Improved superscaling description of electron and charged-current neutrino quasielastic scattering using effective mass dynamics

TL;DR

This paper introduces SuSAM-v2, an improved model for quasielastic electron and neutrino scattering that refines the scaling functions by fitting to experimental data and accounts for momentum transfer dependence, enhancing predictive accuracy.

Contribution

The paper develops SuSAM-v2, a refined superscaling model that separately fits longitudinal and transverse responses and incorporates momentum transfer dependence for better scattering predictions.

Findings

Accurately describes inclusive quasielastic electron scattering cross sections.

Improves neutrino-nucleus scattering predictions over previous models.

Requires explicit q-dependence in the transverse scaling function.

Abstract

We present an improved version of the Superscaling Analysis with Relativistic Effective Mass, denoted as SuSAM-v2. In the original SuSAM model, a universal scaling function was fitted to a selected set of quasielastic electron scattering (e,e') cross section data, using a phenomenological ansatz inspired by the Relativistic Mean Field model of nuclear matter. In this work, we refine the procedure by first fitting a longitudinal scaling function directly to experimental longitudinal response data.

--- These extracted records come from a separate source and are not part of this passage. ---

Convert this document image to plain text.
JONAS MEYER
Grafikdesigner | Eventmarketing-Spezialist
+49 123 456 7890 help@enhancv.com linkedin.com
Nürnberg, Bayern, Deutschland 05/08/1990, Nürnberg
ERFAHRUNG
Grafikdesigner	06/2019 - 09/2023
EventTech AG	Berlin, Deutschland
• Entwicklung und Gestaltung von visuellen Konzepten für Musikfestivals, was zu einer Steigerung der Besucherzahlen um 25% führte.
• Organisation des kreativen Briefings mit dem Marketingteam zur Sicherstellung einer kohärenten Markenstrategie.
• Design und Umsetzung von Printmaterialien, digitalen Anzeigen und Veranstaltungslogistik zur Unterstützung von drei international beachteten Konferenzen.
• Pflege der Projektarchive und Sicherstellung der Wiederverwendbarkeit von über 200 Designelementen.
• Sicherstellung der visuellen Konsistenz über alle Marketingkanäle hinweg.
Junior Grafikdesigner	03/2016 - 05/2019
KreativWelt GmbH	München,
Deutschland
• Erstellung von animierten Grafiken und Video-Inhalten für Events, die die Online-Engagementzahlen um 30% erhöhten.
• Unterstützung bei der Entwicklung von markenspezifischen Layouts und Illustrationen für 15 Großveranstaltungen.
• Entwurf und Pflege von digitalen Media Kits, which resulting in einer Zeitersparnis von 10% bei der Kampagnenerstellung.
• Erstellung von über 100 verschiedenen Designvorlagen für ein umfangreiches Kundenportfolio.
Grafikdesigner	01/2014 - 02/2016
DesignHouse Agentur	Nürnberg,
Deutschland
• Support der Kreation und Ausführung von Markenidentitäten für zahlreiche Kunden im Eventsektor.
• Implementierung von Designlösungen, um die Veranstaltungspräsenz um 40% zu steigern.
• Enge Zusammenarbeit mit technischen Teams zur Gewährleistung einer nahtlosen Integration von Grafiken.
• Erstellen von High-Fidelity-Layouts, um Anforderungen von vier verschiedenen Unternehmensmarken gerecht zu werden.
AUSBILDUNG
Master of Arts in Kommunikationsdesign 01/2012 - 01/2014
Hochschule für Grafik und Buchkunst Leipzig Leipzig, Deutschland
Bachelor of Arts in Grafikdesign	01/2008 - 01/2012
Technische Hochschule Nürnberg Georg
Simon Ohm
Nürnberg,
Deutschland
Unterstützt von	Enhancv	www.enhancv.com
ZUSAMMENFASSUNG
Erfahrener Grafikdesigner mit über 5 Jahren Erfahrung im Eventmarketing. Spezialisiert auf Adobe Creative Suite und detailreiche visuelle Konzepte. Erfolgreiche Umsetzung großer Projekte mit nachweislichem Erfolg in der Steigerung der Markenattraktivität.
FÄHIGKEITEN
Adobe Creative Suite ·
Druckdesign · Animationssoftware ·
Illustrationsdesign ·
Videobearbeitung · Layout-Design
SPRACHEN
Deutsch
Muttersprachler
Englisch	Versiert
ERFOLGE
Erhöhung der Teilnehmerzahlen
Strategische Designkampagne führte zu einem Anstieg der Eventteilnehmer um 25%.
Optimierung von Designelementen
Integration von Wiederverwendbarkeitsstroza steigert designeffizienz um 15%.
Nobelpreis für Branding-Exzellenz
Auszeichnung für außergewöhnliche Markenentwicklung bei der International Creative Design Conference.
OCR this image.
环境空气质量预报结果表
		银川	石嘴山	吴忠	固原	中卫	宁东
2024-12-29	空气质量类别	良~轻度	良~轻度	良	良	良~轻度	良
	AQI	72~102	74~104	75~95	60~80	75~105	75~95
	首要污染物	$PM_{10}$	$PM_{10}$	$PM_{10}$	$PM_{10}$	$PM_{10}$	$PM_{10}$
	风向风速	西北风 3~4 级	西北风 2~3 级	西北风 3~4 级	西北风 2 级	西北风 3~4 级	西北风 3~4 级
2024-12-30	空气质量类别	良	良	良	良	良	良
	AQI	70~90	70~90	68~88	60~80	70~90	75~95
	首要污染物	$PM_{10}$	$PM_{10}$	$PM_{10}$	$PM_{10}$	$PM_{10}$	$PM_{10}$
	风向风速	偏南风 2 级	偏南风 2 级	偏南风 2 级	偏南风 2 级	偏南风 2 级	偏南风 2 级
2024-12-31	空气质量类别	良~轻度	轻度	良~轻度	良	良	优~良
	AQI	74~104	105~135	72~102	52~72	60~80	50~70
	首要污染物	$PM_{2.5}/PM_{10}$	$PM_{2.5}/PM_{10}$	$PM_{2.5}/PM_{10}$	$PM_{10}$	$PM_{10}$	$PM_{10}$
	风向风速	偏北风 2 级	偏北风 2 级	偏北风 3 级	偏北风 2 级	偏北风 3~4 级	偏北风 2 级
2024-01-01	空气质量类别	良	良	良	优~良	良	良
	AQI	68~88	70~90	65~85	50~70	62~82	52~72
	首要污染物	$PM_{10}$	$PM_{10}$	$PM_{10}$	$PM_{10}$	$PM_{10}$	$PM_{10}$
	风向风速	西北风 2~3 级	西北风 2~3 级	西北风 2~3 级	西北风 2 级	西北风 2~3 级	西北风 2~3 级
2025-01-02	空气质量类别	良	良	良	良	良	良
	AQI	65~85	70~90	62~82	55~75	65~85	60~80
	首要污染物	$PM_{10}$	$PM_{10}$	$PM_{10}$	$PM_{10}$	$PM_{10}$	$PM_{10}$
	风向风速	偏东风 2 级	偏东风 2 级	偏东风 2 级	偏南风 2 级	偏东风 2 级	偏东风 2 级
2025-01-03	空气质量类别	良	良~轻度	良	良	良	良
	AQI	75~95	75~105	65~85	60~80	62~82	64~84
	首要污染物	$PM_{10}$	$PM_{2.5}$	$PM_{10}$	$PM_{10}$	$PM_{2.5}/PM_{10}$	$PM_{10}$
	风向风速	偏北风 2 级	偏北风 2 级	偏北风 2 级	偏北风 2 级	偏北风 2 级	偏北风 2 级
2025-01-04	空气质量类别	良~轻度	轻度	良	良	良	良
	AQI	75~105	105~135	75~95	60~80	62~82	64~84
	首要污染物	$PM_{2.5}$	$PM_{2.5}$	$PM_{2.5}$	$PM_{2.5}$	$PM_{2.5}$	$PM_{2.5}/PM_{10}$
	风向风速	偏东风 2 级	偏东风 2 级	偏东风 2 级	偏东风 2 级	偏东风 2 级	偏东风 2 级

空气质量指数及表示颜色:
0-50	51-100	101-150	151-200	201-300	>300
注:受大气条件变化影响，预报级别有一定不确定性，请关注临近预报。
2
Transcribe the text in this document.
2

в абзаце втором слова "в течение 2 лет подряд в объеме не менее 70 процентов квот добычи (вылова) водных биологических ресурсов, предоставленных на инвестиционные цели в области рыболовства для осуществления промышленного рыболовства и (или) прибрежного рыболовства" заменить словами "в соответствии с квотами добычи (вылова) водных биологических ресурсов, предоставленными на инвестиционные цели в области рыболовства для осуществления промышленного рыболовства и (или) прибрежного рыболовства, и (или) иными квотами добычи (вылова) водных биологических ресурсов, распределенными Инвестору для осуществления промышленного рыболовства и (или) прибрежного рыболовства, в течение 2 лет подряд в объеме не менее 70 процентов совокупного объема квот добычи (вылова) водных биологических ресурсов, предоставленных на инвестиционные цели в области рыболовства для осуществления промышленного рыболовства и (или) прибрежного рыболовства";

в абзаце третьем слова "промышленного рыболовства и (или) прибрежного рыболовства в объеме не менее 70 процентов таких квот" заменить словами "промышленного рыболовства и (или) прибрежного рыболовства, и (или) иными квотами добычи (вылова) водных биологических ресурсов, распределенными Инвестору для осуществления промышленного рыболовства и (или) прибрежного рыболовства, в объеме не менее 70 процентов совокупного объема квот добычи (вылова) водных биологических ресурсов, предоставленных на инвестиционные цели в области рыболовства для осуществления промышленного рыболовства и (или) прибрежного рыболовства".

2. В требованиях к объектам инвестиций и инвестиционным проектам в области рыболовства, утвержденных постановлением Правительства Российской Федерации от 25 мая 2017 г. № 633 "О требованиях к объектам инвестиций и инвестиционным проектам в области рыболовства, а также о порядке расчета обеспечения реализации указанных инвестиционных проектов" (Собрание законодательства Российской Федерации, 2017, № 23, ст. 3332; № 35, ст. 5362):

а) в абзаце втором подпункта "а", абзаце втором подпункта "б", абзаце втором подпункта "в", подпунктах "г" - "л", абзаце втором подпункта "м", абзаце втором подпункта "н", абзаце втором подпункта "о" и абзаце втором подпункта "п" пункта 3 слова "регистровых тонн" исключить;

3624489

Subsequently, a separate transverse scaling function is extracted from purely transverse data, after subtracting the longitudinal contribution already determined. We find that the resulting transverse scaling function must exhibit an explicit dependence on the momentum transfer q in order to reproduce all kinematics consistently. The resulting SuSAM-v2 model simultaneously describes inclusive quasielastic cross sections and both longitudinal and transverse response functions in electron scattering. The model is then applied to neutrino-nucleus scattering, showing an improved prediction compared to the previous SuSAM-v1 version, due to a more accurate treatment of the relative contributions of the longitudinal and transverse weak nuclear responses.